Garrafas pet não evaporam.
Fake plastictrees
Publicado em 15 de agosto de 2023
Por Jornal Do Dia Se
Rian Santos
riansantos@jornaldodiase.com.br
Ontem, atirei dez centavos a um mendigo estirado numa esquina do Centro. Ele tinha as mãos descobertas de pedinte profissional. Eu carregava uma moeda pequena, sem valor, nem propósito, no fundo do bolso. Na brevidade de gestos tão pequenos, encontramo-nos, os dois, fadados ao mesmo destino de plástico, sem saber nada um do outro.
Um estudo publicado pela revista Nature Geoscience estima que os oceanos recebem 500 mil toneladas de plástico todos os anos, plástico em grande parte proveniente da indústria pesqueira. Dos rios, deriva lixeira ainda maior: seriam oito milhões de toneladas anuais. Os pesquisadores lembram que a matéria das garrafas pet não evapora, não se decompõe. E, assim, tende a envenenar toda a gente.
Hoje, há plástico na nossa corrente sanguínea, nos nossos pulmões, nos corações aflitos dos amantes desesperados, uma involução que não tem nada de natural. Primeiro, o artesanato foi vencido pela produção em série, depois superada pela automação. Agora, mesmo os profissionais criativos, nós que sonhamos para ganhar o pão de cada dia, estamos em vias de ser mandados para o olho da rua, substituído por uma suposta inteligência artificial, pelos algoritmos.
Só eu poso chorar quando estou triste, protestou Gilberto Gil, muito antes de o cérebro eletrônico ameaçar o meio de vida dos poetas, com a lógica fria que as bonecas infláveis jamais ousaram impor à vida difícil das mulheres de vida fácil. Cantou para as paredes, pouco importa se alegre ou feliz.

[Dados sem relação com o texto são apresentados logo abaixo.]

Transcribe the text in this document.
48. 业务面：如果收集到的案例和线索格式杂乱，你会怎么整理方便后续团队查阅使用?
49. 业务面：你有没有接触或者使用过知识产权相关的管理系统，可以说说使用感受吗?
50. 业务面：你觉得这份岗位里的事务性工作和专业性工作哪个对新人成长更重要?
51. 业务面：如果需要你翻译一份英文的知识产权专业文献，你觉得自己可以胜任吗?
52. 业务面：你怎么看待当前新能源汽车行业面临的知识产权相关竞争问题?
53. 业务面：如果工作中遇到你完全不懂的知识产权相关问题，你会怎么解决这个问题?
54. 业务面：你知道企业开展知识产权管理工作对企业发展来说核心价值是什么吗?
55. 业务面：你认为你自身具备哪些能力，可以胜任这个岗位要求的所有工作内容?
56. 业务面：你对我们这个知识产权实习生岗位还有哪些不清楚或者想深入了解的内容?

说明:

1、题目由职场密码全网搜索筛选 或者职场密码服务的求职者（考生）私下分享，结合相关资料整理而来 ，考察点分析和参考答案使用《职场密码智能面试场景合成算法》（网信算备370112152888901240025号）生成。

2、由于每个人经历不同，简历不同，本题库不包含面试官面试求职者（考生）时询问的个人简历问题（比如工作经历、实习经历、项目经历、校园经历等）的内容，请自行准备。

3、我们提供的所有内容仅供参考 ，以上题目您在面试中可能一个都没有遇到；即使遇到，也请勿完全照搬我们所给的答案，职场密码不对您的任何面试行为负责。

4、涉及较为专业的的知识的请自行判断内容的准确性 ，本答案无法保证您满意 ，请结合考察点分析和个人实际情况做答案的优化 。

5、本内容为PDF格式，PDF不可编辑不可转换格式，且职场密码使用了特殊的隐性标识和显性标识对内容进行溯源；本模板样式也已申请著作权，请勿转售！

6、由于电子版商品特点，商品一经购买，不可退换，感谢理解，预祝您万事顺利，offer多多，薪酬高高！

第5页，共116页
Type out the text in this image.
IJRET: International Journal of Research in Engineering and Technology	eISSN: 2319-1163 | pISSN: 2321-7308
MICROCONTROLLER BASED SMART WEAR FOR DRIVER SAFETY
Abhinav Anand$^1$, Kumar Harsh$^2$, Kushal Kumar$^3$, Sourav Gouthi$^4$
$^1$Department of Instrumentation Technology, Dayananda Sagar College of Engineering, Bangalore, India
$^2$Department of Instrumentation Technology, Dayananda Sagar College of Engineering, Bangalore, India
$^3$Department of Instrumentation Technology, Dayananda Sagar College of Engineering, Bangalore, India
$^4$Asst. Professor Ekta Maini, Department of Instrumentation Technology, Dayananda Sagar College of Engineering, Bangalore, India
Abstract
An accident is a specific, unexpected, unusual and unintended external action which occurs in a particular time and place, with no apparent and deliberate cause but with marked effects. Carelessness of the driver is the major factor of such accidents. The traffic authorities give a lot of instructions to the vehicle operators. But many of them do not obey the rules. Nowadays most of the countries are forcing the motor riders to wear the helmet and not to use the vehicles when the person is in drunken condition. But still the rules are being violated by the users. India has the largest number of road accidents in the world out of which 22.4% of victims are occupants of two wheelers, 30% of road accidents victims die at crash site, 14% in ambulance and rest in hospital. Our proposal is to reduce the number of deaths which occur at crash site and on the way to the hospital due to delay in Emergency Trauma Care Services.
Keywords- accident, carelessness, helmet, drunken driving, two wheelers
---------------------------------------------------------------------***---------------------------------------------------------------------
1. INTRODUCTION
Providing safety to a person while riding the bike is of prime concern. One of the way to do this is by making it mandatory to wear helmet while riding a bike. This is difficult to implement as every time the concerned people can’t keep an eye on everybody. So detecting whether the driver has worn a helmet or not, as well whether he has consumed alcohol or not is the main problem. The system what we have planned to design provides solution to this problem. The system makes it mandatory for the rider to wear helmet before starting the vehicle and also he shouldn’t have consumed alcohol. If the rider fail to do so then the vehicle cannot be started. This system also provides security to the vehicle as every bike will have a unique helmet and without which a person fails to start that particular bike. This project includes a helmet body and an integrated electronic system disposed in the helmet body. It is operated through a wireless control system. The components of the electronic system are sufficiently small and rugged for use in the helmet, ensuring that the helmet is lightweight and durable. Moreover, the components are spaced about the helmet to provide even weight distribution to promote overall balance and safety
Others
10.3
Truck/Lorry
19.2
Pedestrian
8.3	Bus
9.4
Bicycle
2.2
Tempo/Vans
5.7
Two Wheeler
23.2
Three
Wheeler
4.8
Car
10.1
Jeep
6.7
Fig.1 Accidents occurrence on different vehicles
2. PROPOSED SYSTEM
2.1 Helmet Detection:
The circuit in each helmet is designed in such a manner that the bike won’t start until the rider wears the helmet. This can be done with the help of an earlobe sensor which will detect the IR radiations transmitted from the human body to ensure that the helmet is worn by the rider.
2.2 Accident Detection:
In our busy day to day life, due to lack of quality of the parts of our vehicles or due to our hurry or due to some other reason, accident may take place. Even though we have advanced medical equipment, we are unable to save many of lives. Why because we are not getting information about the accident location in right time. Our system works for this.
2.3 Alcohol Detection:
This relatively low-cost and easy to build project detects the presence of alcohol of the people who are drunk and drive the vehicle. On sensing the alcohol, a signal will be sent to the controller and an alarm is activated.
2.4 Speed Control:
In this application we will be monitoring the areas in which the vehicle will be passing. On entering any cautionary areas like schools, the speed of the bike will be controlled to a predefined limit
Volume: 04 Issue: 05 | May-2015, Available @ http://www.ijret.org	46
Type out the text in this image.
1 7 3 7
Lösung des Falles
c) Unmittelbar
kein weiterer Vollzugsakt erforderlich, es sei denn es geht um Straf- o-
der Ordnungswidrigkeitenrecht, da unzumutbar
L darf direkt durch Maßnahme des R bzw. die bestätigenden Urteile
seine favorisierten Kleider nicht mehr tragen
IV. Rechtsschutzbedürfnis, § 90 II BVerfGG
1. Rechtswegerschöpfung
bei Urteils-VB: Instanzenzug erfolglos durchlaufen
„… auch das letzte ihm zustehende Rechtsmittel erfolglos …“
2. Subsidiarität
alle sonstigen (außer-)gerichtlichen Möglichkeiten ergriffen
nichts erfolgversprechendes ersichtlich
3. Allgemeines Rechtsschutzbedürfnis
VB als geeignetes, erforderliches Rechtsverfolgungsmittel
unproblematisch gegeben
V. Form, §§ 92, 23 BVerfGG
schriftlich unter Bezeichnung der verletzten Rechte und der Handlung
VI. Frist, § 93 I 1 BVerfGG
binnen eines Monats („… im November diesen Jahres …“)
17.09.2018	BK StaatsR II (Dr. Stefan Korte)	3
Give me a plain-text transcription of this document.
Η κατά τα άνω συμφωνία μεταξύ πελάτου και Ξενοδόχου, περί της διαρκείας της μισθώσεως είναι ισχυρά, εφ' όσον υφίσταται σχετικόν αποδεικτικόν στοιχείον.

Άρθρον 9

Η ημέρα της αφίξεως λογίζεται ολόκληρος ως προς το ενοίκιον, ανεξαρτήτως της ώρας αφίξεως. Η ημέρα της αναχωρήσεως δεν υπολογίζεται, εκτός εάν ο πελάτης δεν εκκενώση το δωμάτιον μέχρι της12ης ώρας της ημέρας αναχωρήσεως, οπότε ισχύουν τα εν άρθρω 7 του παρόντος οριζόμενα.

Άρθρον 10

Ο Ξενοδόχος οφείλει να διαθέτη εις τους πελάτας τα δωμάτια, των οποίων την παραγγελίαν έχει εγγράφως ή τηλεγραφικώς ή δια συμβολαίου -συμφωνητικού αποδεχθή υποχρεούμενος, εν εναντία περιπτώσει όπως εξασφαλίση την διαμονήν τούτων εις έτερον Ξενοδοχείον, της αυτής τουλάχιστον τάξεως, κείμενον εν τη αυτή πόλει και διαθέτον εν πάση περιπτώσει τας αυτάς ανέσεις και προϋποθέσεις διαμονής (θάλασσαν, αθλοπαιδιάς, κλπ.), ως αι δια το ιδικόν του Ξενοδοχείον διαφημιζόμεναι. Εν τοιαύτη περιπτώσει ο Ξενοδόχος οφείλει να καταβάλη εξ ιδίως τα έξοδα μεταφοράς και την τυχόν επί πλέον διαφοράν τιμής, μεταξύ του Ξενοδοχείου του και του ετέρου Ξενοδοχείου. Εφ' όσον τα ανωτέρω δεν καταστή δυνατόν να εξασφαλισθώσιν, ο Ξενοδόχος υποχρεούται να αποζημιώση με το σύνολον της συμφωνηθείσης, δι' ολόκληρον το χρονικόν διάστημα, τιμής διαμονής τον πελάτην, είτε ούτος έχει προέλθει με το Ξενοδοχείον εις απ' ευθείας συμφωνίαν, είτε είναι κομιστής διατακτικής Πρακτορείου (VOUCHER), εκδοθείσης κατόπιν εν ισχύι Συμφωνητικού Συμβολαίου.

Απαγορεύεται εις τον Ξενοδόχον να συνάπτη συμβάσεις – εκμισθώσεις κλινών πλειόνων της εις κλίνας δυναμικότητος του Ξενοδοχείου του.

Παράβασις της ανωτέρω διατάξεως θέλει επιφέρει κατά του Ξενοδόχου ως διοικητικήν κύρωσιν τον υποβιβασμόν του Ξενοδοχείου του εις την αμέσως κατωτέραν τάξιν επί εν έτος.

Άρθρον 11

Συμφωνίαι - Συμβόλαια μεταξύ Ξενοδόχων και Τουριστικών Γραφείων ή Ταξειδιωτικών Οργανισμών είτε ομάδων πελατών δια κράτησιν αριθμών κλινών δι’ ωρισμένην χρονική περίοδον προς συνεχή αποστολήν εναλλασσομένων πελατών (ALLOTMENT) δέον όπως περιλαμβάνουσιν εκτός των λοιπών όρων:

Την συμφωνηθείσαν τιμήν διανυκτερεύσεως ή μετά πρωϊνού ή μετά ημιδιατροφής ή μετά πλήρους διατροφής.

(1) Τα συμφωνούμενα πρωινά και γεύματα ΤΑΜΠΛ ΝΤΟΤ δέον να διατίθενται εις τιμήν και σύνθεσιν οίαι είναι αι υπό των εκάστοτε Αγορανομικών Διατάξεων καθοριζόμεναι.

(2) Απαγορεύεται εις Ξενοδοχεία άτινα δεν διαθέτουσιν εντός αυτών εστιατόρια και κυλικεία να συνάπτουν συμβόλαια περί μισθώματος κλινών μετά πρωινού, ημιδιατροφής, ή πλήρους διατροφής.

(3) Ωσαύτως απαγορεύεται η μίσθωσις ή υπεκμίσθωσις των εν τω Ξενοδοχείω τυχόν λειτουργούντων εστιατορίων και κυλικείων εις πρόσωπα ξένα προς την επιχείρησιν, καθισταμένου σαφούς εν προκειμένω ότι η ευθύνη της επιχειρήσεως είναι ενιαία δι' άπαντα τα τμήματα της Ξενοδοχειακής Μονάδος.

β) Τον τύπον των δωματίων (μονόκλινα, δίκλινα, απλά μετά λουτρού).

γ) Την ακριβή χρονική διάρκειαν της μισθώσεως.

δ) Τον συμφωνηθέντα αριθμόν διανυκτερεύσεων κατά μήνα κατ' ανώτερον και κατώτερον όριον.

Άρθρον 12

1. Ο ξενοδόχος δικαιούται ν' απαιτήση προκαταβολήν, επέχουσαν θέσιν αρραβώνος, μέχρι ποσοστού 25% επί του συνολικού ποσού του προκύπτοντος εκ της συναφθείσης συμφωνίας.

Aparentemente, todas as fórmulas empregadas num verso, na caligrafia do pintor, nas pausas, inflexões e alturas apontadas numa pauta musical, atendem a uma razão matemática. Por isso, aproxima-se o dia quando jornalistas, putas e mendigos disputarão o mesmo ponto, a mesma calçada, a mesma esquina. Itabira será, então, só um retrato na parede. Mas como dói!